Chinese fall hard for imported holiday of Valentine's Day

Updated: 2008-02-14 19:34

BEIJING - Pictures of young couples in Mao suits, holding the little red book with quotations from the paramount leader and carefully keeping each other at arm's length, were the stereotypical images of China as a land without romance.

Thirty years later, the stereotype is no more. Young Chinese spend lavishly on roses, chocolates and candlelight dinners with their sweethearts.

A week into the Year of the Rat, the imported holiday of Valentine's Day has again spurred discounts at department stores and helped hotels, restaurants and flower markets to prosper.

"Buy a paper, get a rose," a popular Beijing metropolitan newspaper offered at every newsstand on Thursday morning.

In the booming eastern city of Wenzhou, young couples rushing to get married on this special day led a downtown registry office to open 30 minutes early on Thursday morning -- and to stop accepting divorce applications for the day.

Even old couples want to try the Western holiday: 60 years into their marriage, a couple in Xi'an in northwestern Shaanxi Province decided they, too, wanted to celebrate Valentine's Day.

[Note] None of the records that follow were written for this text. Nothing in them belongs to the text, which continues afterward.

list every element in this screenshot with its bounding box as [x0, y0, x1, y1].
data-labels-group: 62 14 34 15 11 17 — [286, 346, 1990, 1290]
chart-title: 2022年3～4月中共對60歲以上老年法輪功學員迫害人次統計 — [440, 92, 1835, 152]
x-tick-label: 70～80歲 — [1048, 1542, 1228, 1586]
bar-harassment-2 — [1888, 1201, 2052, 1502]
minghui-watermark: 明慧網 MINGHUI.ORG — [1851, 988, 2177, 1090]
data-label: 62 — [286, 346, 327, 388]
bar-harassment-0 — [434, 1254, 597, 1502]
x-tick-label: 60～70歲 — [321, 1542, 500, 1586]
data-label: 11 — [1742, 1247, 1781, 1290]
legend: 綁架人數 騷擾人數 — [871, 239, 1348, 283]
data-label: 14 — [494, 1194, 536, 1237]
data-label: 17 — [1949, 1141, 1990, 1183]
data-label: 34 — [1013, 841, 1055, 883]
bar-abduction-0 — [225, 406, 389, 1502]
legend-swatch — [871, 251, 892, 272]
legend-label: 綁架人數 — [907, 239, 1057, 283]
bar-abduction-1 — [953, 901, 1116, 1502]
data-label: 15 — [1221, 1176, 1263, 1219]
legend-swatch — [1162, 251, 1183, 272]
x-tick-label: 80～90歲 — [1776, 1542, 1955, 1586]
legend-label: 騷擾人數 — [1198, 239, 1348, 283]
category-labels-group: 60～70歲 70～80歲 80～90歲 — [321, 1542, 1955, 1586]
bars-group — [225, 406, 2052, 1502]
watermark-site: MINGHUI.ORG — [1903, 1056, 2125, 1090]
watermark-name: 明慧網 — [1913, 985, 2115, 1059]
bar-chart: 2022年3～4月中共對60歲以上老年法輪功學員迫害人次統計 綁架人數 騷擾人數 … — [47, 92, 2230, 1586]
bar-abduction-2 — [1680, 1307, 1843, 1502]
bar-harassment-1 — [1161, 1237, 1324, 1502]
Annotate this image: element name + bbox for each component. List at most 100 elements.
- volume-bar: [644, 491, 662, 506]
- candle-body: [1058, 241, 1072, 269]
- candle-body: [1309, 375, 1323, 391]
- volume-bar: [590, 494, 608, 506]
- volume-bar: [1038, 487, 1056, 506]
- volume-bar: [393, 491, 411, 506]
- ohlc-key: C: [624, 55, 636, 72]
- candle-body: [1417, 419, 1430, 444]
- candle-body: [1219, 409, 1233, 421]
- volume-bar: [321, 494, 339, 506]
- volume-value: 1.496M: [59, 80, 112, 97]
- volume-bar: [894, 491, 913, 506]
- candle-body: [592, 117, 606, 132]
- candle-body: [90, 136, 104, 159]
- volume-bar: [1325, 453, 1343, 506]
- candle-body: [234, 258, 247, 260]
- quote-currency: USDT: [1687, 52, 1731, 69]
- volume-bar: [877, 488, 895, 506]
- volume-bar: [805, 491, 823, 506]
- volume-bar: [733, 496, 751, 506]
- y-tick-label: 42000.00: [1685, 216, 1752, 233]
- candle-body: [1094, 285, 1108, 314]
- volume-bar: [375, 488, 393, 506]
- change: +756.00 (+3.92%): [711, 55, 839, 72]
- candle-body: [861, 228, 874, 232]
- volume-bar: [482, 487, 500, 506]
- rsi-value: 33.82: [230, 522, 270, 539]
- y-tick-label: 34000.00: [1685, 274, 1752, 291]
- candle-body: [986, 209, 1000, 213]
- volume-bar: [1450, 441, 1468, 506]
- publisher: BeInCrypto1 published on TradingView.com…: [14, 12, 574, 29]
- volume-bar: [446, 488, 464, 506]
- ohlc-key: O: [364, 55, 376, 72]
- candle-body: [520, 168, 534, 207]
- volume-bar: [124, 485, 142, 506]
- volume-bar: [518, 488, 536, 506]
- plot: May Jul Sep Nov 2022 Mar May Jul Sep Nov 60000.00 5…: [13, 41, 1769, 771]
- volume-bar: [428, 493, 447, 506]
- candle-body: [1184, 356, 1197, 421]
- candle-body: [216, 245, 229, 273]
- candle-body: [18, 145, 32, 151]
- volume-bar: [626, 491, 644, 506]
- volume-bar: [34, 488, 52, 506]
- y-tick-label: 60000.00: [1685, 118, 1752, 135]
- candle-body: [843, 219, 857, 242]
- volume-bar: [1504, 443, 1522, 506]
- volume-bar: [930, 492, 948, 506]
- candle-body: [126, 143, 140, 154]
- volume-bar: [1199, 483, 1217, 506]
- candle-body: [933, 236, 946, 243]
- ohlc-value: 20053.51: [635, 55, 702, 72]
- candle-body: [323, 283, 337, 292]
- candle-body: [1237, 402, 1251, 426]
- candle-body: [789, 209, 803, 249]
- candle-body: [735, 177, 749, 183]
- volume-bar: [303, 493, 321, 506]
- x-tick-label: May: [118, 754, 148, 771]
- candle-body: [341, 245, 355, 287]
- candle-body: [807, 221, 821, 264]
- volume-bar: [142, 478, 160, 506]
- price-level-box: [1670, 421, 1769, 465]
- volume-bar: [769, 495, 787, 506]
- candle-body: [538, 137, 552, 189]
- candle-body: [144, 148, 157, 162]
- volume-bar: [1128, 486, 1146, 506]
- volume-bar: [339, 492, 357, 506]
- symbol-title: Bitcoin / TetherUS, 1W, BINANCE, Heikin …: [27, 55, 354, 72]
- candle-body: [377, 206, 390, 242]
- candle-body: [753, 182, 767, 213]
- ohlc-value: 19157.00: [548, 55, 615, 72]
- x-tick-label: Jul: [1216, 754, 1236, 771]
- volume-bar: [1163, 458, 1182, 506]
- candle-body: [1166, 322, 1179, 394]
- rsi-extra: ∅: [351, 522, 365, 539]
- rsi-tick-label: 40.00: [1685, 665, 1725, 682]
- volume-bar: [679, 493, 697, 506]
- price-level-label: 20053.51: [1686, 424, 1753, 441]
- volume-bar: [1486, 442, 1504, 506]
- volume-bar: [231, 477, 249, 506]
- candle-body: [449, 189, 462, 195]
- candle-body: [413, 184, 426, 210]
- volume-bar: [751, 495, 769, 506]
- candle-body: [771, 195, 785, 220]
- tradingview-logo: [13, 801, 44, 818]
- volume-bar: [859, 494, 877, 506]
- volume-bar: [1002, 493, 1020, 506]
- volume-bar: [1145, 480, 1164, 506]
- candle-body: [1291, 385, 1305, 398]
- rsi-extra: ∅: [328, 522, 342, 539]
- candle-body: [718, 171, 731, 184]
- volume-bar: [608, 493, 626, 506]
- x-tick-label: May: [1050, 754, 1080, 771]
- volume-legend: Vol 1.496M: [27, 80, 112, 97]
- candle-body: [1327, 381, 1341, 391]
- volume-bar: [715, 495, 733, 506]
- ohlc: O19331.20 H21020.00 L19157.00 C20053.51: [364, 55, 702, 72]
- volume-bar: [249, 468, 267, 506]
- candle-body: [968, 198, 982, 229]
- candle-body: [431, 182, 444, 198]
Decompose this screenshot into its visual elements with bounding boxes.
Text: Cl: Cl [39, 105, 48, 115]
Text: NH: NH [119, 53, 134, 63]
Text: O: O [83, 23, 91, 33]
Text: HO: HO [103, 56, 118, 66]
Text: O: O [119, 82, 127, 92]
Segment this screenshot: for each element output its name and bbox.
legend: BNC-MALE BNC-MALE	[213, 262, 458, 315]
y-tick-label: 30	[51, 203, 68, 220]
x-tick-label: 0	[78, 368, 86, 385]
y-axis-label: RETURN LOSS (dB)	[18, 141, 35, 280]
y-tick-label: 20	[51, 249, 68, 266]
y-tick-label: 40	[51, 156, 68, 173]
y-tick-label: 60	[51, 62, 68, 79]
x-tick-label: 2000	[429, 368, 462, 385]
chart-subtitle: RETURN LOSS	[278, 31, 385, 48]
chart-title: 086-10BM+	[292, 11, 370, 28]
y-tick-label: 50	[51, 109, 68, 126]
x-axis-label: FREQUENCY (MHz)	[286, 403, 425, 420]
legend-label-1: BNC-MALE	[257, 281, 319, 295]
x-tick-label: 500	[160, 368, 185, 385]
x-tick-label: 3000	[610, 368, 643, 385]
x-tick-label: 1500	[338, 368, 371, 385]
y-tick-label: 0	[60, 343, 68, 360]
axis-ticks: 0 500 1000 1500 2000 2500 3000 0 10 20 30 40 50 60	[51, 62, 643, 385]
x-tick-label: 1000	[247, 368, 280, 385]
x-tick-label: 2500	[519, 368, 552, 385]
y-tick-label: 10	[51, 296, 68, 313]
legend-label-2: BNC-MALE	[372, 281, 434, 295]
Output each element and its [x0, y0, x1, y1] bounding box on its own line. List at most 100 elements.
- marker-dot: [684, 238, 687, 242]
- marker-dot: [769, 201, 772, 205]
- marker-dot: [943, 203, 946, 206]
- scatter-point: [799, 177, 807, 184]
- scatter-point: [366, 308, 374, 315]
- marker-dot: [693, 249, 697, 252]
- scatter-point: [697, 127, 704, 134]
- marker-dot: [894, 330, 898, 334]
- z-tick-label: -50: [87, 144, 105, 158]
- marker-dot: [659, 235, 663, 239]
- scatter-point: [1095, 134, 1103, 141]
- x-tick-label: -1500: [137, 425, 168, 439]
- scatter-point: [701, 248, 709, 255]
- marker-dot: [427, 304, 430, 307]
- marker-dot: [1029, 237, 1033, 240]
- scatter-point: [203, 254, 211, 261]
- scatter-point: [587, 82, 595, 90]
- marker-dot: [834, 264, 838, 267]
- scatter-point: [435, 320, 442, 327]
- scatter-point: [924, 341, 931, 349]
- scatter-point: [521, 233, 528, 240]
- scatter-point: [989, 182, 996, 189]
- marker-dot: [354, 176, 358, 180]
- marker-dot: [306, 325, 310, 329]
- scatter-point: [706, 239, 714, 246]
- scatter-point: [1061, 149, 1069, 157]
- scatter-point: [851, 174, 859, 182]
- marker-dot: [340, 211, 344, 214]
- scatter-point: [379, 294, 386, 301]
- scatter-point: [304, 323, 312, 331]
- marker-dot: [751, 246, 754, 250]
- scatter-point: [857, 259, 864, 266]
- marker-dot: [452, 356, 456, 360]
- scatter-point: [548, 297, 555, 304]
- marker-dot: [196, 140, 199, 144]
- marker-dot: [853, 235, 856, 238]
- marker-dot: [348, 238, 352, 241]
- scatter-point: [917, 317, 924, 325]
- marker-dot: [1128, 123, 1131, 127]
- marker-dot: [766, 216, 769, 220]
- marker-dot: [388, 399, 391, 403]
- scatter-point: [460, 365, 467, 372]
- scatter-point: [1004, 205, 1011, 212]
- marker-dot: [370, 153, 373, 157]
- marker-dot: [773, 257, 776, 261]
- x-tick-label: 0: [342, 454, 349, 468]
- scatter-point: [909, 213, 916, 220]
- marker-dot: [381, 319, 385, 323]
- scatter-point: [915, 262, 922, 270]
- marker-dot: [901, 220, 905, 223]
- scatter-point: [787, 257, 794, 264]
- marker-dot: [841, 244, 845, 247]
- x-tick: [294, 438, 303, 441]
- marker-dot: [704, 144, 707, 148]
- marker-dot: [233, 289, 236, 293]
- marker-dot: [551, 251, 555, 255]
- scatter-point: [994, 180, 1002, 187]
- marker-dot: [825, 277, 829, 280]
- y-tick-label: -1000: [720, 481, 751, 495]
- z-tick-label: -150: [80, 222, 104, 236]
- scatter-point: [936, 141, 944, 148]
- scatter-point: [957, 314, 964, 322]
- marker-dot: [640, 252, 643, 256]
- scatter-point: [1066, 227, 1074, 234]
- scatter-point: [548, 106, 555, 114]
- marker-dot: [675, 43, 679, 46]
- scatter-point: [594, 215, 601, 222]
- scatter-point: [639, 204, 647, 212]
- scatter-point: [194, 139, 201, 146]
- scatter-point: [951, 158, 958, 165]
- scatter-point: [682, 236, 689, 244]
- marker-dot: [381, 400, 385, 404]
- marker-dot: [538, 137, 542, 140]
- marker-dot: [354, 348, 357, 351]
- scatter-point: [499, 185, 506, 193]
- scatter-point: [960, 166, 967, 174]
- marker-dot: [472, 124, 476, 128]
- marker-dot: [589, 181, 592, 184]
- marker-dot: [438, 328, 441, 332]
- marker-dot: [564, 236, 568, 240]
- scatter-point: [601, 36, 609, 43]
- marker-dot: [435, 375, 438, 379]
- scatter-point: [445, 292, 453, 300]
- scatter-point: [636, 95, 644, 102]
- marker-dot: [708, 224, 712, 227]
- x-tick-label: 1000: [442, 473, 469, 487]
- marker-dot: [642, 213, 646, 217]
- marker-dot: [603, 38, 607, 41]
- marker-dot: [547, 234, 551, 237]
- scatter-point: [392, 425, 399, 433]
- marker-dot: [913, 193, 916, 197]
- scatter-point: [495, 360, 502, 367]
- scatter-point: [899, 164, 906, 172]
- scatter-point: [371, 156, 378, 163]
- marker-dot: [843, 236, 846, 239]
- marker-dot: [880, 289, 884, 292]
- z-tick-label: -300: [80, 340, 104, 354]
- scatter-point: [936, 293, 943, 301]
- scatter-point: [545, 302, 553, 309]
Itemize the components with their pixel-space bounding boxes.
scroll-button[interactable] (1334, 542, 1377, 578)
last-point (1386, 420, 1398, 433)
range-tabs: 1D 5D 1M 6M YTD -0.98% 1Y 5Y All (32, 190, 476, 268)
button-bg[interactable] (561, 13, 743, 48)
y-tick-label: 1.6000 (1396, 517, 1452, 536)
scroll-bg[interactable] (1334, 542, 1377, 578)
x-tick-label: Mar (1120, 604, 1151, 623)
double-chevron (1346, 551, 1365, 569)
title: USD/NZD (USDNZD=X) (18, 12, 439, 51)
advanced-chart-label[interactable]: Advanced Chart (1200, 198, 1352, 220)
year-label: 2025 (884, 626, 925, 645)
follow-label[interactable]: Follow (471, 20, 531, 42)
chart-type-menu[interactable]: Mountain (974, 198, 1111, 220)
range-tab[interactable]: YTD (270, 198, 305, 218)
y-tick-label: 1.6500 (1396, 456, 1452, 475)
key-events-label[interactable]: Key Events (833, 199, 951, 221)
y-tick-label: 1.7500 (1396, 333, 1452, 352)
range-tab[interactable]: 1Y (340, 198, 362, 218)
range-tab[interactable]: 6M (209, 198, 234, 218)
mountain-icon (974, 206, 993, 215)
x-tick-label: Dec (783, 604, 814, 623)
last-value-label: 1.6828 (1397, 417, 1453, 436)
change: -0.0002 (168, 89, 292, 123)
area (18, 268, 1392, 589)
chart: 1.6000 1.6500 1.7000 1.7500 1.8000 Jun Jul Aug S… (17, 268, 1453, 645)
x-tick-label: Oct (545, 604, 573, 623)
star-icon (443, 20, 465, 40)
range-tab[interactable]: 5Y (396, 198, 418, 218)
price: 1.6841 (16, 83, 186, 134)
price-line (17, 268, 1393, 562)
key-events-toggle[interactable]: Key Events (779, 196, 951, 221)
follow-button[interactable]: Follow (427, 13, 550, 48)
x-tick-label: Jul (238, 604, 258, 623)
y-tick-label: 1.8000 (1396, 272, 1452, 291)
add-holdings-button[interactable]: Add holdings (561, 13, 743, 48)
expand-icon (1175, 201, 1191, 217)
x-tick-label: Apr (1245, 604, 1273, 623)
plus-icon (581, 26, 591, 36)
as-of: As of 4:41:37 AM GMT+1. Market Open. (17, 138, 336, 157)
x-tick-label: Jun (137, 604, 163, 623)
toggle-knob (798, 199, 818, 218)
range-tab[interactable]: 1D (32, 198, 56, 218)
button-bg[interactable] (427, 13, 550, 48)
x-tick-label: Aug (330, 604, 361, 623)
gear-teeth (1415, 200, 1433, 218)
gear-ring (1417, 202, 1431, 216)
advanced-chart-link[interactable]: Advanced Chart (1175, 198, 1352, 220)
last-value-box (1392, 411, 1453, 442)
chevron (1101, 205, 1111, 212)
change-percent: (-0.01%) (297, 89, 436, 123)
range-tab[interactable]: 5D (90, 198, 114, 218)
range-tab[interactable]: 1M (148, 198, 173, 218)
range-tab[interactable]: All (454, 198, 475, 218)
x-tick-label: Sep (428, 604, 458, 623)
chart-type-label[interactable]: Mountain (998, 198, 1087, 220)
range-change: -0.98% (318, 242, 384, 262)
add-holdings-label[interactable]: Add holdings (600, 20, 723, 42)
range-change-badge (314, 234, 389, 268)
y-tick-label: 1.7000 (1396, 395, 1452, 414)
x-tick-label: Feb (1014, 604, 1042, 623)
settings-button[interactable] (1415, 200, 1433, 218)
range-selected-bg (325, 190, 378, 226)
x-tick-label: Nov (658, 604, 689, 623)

The news was published on a local newspaper on Tuesday and by 6 p.m. on Wednesday, about 1,500 people had put up Internet postings, 90 percent of which voiced support.

Though most young Internet users suggested a candlelight dinner for two with chocolate, roses, perfume and whispered "sweet nothings", Li Baoshan, 82, said he would just browse through their photo album with his wife Li Guiyun, 80, and have a grand family dinner.

"Theirs was a marriage arranged by their elders and they never even met each other before they were wed," said Li Jingwen, one of the old couple's many granddaughters. "But they are very much in love and never blow up at each other. I really envy them."